The new report is a reversal of a 2008 study that indicated cod was strong and getting stronger after years of struggle and tight fishing restrictions. But the preliminary new data suggests cod is, in fact, heavily overfished and won't rebuild by the 2014 deadline set by federal law, even if fishermen were stopped from catching a single cod.
A total shutdown on codfishing to protect the species is the worst case-scenario, but even severe cuts could devastate the fishing industry in ports from the tip of Cape Cod to northern Maine, where the species is crucial to the small boat fishermen who catch cod during day trips.
Last year, fishermen caught about $15.8 million worth of cod, the second-largest haul behind Georges Bank haddock among the region's 20 regulated bottom-dwelling fish.
Eric Schwaab, head of the National Oceanic and Atmospheric Administration's fisheries service, flew up from Washington to attend the Friday's meeting, which his agency helped pull together in the last few weeks.
"From our perspective it was very important ... to confront this issue head on," Schwaab said.
Fishermen have been deeply skeptical of the new data, saying the dismal outlook contradicts what they're seeing on the water, where they say cod is abundant and being caught over an ever-larger area.

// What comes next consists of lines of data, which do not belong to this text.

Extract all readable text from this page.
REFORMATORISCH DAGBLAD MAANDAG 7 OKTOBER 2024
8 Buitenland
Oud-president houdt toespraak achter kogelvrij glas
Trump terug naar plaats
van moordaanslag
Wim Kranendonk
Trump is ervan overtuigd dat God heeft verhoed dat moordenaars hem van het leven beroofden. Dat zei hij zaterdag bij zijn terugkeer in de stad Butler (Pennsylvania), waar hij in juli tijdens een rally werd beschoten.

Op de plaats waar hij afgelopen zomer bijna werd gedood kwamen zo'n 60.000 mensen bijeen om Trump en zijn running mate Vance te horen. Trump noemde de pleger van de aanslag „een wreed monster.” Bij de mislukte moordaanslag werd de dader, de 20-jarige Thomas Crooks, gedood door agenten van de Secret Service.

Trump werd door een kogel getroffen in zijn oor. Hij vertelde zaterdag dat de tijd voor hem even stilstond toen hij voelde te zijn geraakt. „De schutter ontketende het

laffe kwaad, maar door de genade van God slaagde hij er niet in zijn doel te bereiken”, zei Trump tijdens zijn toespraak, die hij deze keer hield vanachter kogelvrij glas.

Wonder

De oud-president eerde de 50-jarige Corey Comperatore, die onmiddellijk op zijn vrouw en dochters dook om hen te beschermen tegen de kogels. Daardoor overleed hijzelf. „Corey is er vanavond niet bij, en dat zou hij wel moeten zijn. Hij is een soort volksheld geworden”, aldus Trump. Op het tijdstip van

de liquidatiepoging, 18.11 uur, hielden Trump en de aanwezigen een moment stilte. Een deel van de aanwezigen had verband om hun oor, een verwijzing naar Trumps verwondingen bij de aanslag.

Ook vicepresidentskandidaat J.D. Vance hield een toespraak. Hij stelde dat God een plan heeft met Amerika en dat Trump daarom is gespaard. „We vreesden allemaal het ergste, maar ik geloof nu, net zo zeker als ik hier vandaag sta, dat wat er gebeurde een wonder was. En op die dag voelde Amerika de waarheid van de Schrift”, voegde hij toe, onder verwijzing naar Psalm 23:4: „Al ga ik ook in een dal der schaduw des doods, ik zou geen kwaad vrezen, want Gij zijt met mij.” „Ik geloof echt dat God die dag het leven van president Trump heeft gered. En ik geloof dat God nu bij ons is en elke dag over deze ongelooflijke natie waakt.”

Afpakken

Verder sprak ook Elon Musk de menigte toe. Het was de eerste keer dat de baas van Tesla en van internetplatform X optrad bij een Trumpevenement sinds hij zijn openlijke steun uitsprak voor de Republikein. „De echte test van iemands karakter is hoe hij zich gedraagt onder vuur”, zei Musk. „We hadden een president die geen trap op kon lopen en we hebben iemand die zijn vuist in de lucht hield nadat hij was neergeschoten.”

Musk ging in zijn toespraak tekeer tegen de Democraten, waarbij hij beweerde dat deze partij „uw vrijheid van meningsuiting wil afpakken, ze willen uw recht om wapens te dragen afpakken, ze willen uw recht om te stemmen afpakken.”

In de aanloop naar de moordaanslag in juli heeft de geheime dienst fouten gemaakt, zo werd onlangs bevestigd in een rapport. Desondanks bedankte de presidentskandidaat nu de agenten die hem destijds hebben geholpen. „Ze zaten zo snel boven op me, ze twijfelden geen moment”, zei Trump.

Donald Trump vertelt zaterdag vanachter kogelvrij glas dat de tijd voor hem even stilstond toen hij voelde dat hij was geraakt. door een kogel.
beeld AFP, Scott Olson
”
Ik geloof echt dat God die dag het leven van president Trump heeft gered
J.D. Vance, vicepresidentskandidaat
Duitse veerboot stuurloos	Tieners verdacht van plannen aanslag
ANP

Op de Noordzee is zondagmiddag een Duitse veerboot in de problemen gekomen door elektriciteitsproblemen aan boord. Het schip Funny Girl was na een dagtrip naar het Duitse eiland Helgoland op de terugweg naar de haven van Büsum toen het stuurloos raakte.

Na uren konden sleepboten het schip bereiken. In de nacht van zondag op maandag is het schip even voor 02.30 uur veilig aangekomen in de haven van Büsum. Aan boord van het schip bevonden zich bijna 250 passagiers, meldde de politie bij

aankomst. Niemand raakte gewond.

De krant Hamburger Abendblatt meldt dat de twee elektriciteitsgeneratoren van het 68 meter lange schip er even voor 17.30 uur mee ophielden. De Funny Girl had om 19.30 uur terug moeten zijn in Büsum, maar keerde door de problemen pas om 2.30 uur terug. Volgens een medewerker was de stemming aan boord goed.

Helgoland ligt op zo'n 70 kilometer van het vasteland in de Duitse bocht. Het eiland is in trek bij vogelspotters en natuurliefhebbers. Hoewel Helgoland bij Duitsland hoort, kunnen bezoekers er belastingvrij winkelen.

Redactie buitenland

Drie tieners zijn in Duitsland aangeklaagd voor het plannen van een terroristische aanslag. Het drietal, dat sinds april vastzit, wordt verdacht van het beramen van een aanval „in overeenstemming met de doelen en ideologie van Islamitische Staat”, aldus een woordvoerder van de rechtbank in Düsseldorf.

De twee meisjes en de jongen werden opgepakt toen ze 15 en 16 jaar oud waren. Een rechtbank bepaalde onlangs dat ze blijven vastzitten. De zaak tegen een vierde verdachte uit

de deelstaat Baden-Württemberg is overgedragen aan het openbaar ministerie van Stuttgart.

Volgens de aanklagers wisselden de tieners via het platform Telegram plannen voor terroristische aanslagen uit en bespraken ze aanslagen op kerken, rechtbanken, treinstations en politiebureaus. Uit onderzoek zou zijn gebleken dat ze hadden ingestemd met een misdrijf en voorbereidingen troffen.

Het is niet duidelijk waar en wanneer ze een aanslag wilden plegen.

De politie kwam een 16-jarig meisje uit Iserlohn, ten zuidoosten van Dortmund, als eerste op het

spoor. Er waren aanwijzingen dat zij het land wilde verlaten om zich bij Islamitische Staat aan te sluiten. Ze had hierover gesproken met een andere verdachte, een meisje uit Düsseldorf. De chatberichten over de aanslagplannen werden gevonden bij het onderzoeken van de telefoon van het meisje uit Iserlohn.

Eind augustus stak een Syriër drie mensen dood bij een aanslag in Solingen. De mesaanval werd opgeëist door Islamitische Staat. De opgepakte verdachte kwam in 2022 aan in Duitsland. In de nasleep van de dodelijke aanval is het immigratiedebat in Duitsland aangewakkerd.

New Hampshire fisherman David Goethel called the numbers "entirely erroneous," and said if the estimates are correct, then he caught more than 1 percent of all the 9-year-old cod in the Gulf of Maine during a recent 30-minute tow.
"If we want to do something about Gulf of Maine cod, you better stop me from fishing," he said with sarcasm, drawing chuckles from the audience.
Federal scientist Chris Legault detailed why the assessment changed drastically. He said a primary reason is that scientists initially estimated 2005 was an exceptionally strong year for cod reproduction, but that the appraisal has proven wrong in the last three years.
He noted the new data, though preliminary, has held up to robust initial review.
"We don't know the exact numbers, but we know the news is bad and if we can focus on how to move forward from that, I think we'll be better off," he said.